Hace ya tanto tiempo que algunas aldeas de la Sierra de Segura quedaron abandonadas que cuando uno curiosea entre sus ruinas siente el vértigo de caer en el abismo del pasado. Hace unos días bajé desde Pontón Alto hasta Las Espumaredas y Las Huelgas, ambas despobladas y enclavadas en la zona más agreste y solitaria de la Sierra. En Las Espumaredas de Abajo apenas nada queda en pie, de manera que las piedras que un día fueran meticulosa y trabajosamente colocadas hoy se esparcen por el terreno y se dejan absorber por un paisaje del que nunca se separaron del todo. Lo vertical, que se fue elevando con la savia del ansia de vida de muchas generaciones, ha vuelto al reino de lo horizontal, el del pasado, el del suelo, el de la muerte.
Te mueves entre los escombros como vulnerando la intimidad de las personas que hoy –si aún vivieran- se taparían los ojos para evitar lo doloroso de su vista. Y aparecen restos de los objetos cotidianos. Atención: cada uno de ellos fue imprescindible y tuvo una función muy precisa. Costó mucho esfuerzo hacerlo a mano, por no hablar de su precio si no hubo más remedio que comprarlo. Cada utensilio era simple y robusto. Se reparaba. Duraba. Y se lo tenía en consideración como algo casi insustituible.
Por eso, y porque no había petróleo, ni electricidad, ni asfalto, aquella era otra civilización.
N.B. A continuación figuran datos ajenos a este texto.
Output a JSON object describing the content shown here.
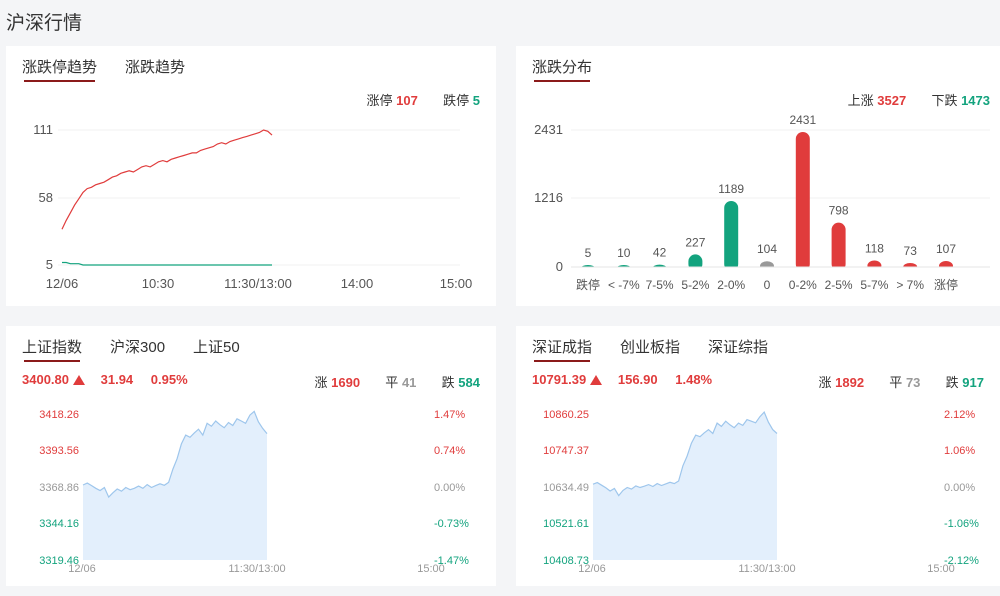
{
  "page_title": "沪深行情",
  "colors": {
    "up": "#e03c3c",
    "down": "#13a37e",
    "flat": "#999999",
    "accent": "#8b1a1a",
    "area_fill": "#e3effc",
    "area_line": "#9ec6ec"
  },
  "limit_panel": {
    "tabs": [
      {
        "label": "涨跌停趋势",
        "active": true
      },
      {
        "label": "涨跌趋势",
        "active": false
      }
    ],
    "limit_up_label": "涨停",
    "limit_up_value": "107",
    "limit_down_label": "跌停",
    "limit_down_value": "5",
    "y_ticks": [
      "111",
      "58",
      "5"
    ],
    "x_ticks": [
      "12/06",
      "10:30",
      "11:30/13:00",
      "14:00",
      "15:00"
    ]
  },
  "dist_panel": {
    "tabs": [
      {
        "label": "涨跌分布",
        "active": true
      }
    ],
    "up_label": "上涨",
    "up_value": "3527",
    "down_label": "下跌",
    "down_value": "1473",
    "y_ticks": [
      "2431",
      "1216",
      "0"
    ]
  },
  "sh_panel": {
    "tabs": [
      {
        "label": "上证指数",
        "active": true
      },
      {
        "label": "沪深300",
        "active": false
      },
      {
        "label": "上证50",
        "active": false
      }
    ],
    "price": "3400.80",
    "change": "31.94",
    "change_pct": "0.95%",
    "rise_label": "涨",
    "rise_value": "1690",
    "flat_label": "平",
    "flat_value": "41",
    "fall_label": "跌",
    "fall_value": "584",
    "left_ticks": [
      "3418.26",
      "3393.56",
      "3368.86",
      "3344.16",
      "3319.46"
    ],
    "right_ticks": [
      "1.47%",
      "0.74%",
      "0.00%",
      "-0.73%",
      "-1.47%"
    ],
    "x_ticks": [
      "12/06",
      "11:30/13:00",
      "15:00"
    ]
  },
  "sz_panel": {
    "tabs": [
      {
        "label": "深证成指",
        "active": true
      },
      {
        "label": "创业板指",
        "active": false
      },
      {
        "label": "深证综指",
        "active": false
      }
    ],
    "price": "10791.39",
    "change": "156.90",
    "change_pct": "1.48%",
    "rise_label": "涨",
    "rise_value": "1892",
    "flat_label": "平",
    "flat_value": "73",
    "fall_label": "跌",
    "fall_value": "917",
    "left_ticks": [
      "10860.25",
      "10747.37",
      "10634.49",
      "10521.61",
      "10408.73"
    ],
    "right_ticks": [
      "2.12%",
      "1.06%",
      "0.00%",
      "-1.06%",
      "-2.12%"
    ],
    "x_ticks": [
      "12/06",
      "11:30/13:00",
      "15:00"
    ]
  },
  "chart_data": [
    {
      "type": "line",
      "name": "limit-trend",
      "ylim": [
        5,
        111
      ],
      "series": [
        {
          "name": "涨停",
          "color": "#e03c3c",
          "values": [
            33,
            40,
            46,
            52,
            57,
            62,
            65,
            66,
            68,
            69,
            70,
            72,
            74,
            75,
            77,
            78,
            79,
            78,
            80,
            82,
            83,
            82,
            84,
            86,
            87,
            86,
            88,
            89,
            90,
            91,
            92,
            93,
            93,
            95,
            96,
            97,
            98,
            100,
            101,
            100,
            102,
            103,
            104,
            105,
            106,
            107,
            108,
            109,
            111,
            110,
            107
          ]
        },
        {
          "name": "跌停",
          "color": "#13a37e",
          "values": [
            7,
            7,
            6,
            6,
            6,
            5,
            5,
            5,
            5,
            5,
            5,
            5,
            5,
            5,
            5,
            5,
            5,
            5,
            5,
            5,
            5,
            5,
            5,
            5,
            5,
            5,
            5,
            5,
            5,
            5,
            5,
            5,
            5,
            5,
            5,
            5,
            5,
            5,
            5,
            5,
            5,
            5,
            5,
            5,
            5,
            5,
            5,
            5,
            5,
            5,
            5
          ]
        }
      ]
    },
    {
      "type": "bar",
      "name": "change-distribution",
      "categories": [
        "跌停",
        "< -7%",
        "7-5%",
        "5-2%",
        "2-0%",
        "0",
        "0-2%",
        "2-5%",
        "5-7%",
        "> 7%",
        "涨停"
      ],
      "values": [
        5,
        10,
        42,
        227,
        1189,
        104,
        2431,
        798,
        118,
        73,
        107
      ],
      "colors": [
        "#13a37e",
        "#13a37e",
        "#13a37e",
        "#13a37e",
        "#13a37e",
        "#999999",
        "#e03c3c",
        "#e03c3c",
        "#e03c3c",
        "#e03c3c",
        "#e03c3c"
      ],
      "ylim": [
        0,
        2431
      ]
    },
    {
      "type": "area",
      "name": "sh-index",
      "ylim": [
        3319.46,
        3418.26
      ],
      "values": [
        3370.2,
        3371.5,
        3369.8,
        3368.0,
        3366.5,
        3368.5,
        3362.0,
        3365.0,
        3367.5,
        3366.0,
        3368.5,
        3367.0,
        3368.0,
        3369.5,
        3368.0,
        3370.5,
        3368.5,
        3369.8,
        3371.0,
        3370.0,
        3372.0,
        3381.0,
        3388.0,
        3398.0,
        3404.0,
        3402.5,
        3405.5,
        3408.0,
        3404.0,
        3412.0,
        3410.0,
        3413.5,
        3411.0,
        3409.0,
        3412.5,
        3410.5,
        3415.0,
        3413.5,
        3412.0,
        3417.5,
        3420.0,
        3413.0,
        3408.5,
        3405.0
      ]
    },
    {
      "type": "area",
      "name": "sz-index",
      "ylim": [
        10408.73,
        10860.25
      ],
      "values": [
        10643.0,
        10648.0,
        10640.0,
        10632.0,
        10622.0,
        10630.0,
        10608.0,
        10624.0,
        10633.0,
        10628.0,
        10638.0,
        10633.0,
        10637.0,
        10642.0,
        10636.0,
        10645.0,
        10639.0,
        10644.0,
        10649.0,
        10645.0,
        10653.0,
        10700.0,
        10730.0,
        10770.0,
        10795.0,
        10790.0,
        10802.0,
        10812.0,
        10800.0,
        10832.0,
        10822.0,
        10838.0,
        10827.0,
        10818.0,
        10832.0,
        10825.0,
        10843.0,
        10838.0,
        10833.0,
        10852.0,
        10866.0,
        10835.0,
        10812.0,
        10800.0
      ]
    }
  ]
}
Tan rápidos y profundos han sido los cambios desde entonces, tan largo es el tiempo cultural que media entre nuestros abuelos y nosotros –mucho más que el que muestra el calendario- que hoy, cuando escudriñamos entre las ruinas, uno puede imaginar la sensación de excitación que pueden sentir los arqueólogos en su viaje al pasado, cuando se sumergen en él y lo palpan a través de los objetos.
Para mí es más viva y más punzante la vivencia del paso del tiempo recorriendo una de estas aldeas abandonadas que visitando los pulcros restos de unas ruinas monumentales, o mirando piezas milenarias en las vitrinas de un museo, o viendo ingeniosas recreaciones históricas multimedia en un espacio interpretativo.
Porque entre las tejas rotas de Las Espumaredas de Abajo contemplas en su descarnado contexto en qué ha quedado aquel barreño en el que tal vez una mujer bañó a sus hijos; la cerradura que un día abrió por primera vez la puerta de una casa recién levantada; el gancho del que colgaron las escasas viandas; y hasta ese pequeño detalle decorativo de madera que adornó un dintel y que, posiblemente, fuera mirado en su día con especial satisfacción por ser uno de los escasísimos objetos no estrictamente utilitarios que se pudo permitir una familia.
Hoy el hierro está oxidado y la madera picada. No ha habido piedad para ellos. No han sido reivindicados, ni “puestos en valor”, ni siquiera apenas recordados. Son tiempo en estado puro. Como lo es el pletórico optimismo con el que la naturaleza, en Las Espumaredas de Abajo, recupera el terreno perdido. “Zona de Reserva”, reza una placa que se alza ufana en medio de la desolación.